I have a list of part files (that is many parts of single file).

I want to append all parts into a single file to make a full file.

I used this code:



import os
l = ["home/baskar/1.part","home/baskar/2.part","home/baskar/3.part"]

source_file ="/home/baskar/source.file"

re_size = 0
buffer = 10*1024 #10 KiB's
for x in range(len(l)):
target_size = os.path.getsize(l[x])
part = open(l[x],"r")
while 1:
output = part.read(buffer)
re_size = re_size + len(output)
F = open(source_file,"ab")
F.write(output)
F.close()
if re_size == target_size:
break
else:print "Appending file",l[x]



This code works perfectly ,But it takes much long time for appending file, even small file like 5mb file takes 3 min:mad: to complete.

Is there is any way to append file or is there is any wrong with my code ?

if anyone know please tell me.:confused:

why not this ?

l = ["home/baskar/1.part","home/baskar/2.part","home/baskar/3.part"]

for part in l:
open("/home/baskar/source.file","a").write(open(part).read())

you certainly don't need the while loop, and associated checks

why not this ?

l = ["home/baskar/1.part","home/baskar/2.part","home/baskar/3.part"]

for part in l:
open("/home/baskar/source.file","a").write(open(part).read())

you certainly don't need the while loop, and associated checks

I think the point is so as not to read the files all at once.

I'm only guessing at the bottlenecks here, but I suspect a significant problem is that you reopen the output file every time you read a block.

Your for loop can be significantly improved by not iterating over the indexes, but the filenames themselves.
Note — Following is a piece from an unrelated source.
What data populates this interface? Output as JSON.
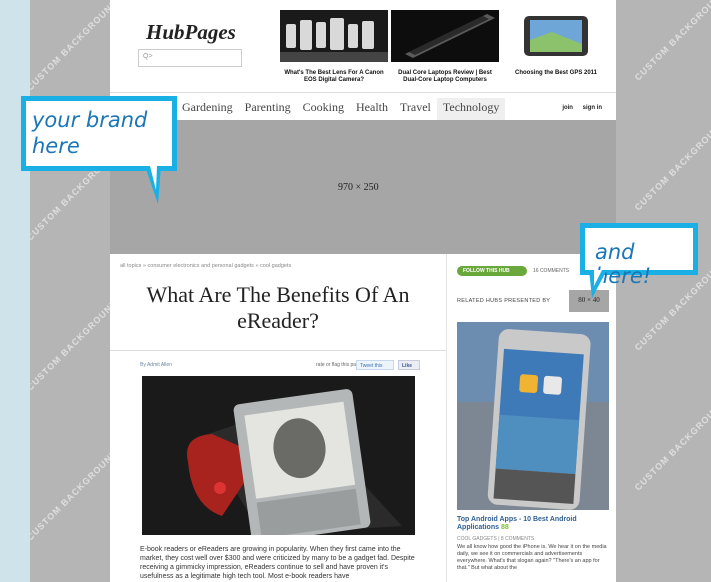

You aren't using the index anyway. (see benj1's code for an example of this)

Your method of testing for the end of the file can be simplified. Just compare the length of the string that read() returned to the size you expected, and if it did not return enough, it has met EOF.

In addition, I think 10 KB is a rather small block size.

My version:



import os.path

Files = ["1.part", "2.part", "3.part"]
OutFile = "source"

ReadSize = 1024 * 1024 # 1 MB

out = open(OutFile, "a")

for filename in Files:
# Context manager (with statement). Ensures the file is closed, without doing it myself
with open(filename) as file:
while True:
tmp = file.read(ReadSize)
out.write(tmp)
if len(tmp) != ReadSize:
break

If files are small, you could load them into main memory and write them all at once.

while loop
If the file is too large reading of full file takes large memory ?

I think the point is so as not to read the files all at once.

I'm only guessing at the bottlenecks here, but I suspect a significant problem is that you reopen the output file every time you read a block.

Your for loop can be significantly improved by not iterating over the indexes, but the filenames themselves. You aren't using the index anyway. (see benj1's code for an example of this)

Your method of testing for the end of the file can be simplified. Just compare the length of the string that read() returned to the size you expected, and if it did not return enough, it has met EOF.

In addition, I think 10 KB is a rather small block size.

My version:



import os.path

Files = ["1.part", "2.part", "3.part"]
OutFile = "source"

ReadSize = 1024 * 1024 # 1 MB

out = open(OutFile, "a")

for filename in Files:
# Context manager (with statement). Ensures the file is closed, without doing it myself
with open(filename) as file:
while True:
tmp = file.read(ReadSize)
out.write(tmp)
if len(tmp) != ReadSize:
break

Thank you,
Now i got an idea.

I have one more question :
Is there is any other way to move all files in to a single file?

while loop
If the file is too large reading of full file takes large memory ?

A plain read() call will pull the entire file into memory. Memory is getting cheap and files aren't generally huge, but it's not the best idea.


Thank you,
Now i got an idea.

I have one more question :
Is there is any other way to move all files in to a single file?

How about cat? It just occurred to me:


cat 1.part 2.part 3.part > source
# Or even this:
cat *.part > source

A plain read() call will pull the entire file into memory. Memory is getting cheap and files aren't generally huge, but it's not the best idea.



How about cat? It just occurred to me:


cat 1.part 2.part 3.part > source
# Or even this:
cat *.part > source
is *cat* is python code?

is *cat* is python code?

No, it's a command line utility.

is *cat* is python code?
+1 for cat. if it has to be python, you could cheat by wrapping python around cat :p

import subprocess
subprocess.Popen('cat %s > newfile.txt' % ' '.join(files), shell=True)though cats don't normally like being wrapped by pythons ;) melon helmets are fine tho.

though cats don't normally like being wrapped by pythons
Classy.

Does subprocess.Popen(str) arbitarily run str through a bash interpreter? Are there any limits? I feel like this could get out of hand, although I guess bash has:

python -c "<insert code here>"

Classy.

Does subprocess.Popen(str) arbitarily run str through a bash interpreter?

no, not unless you pass True for the Shell parameter.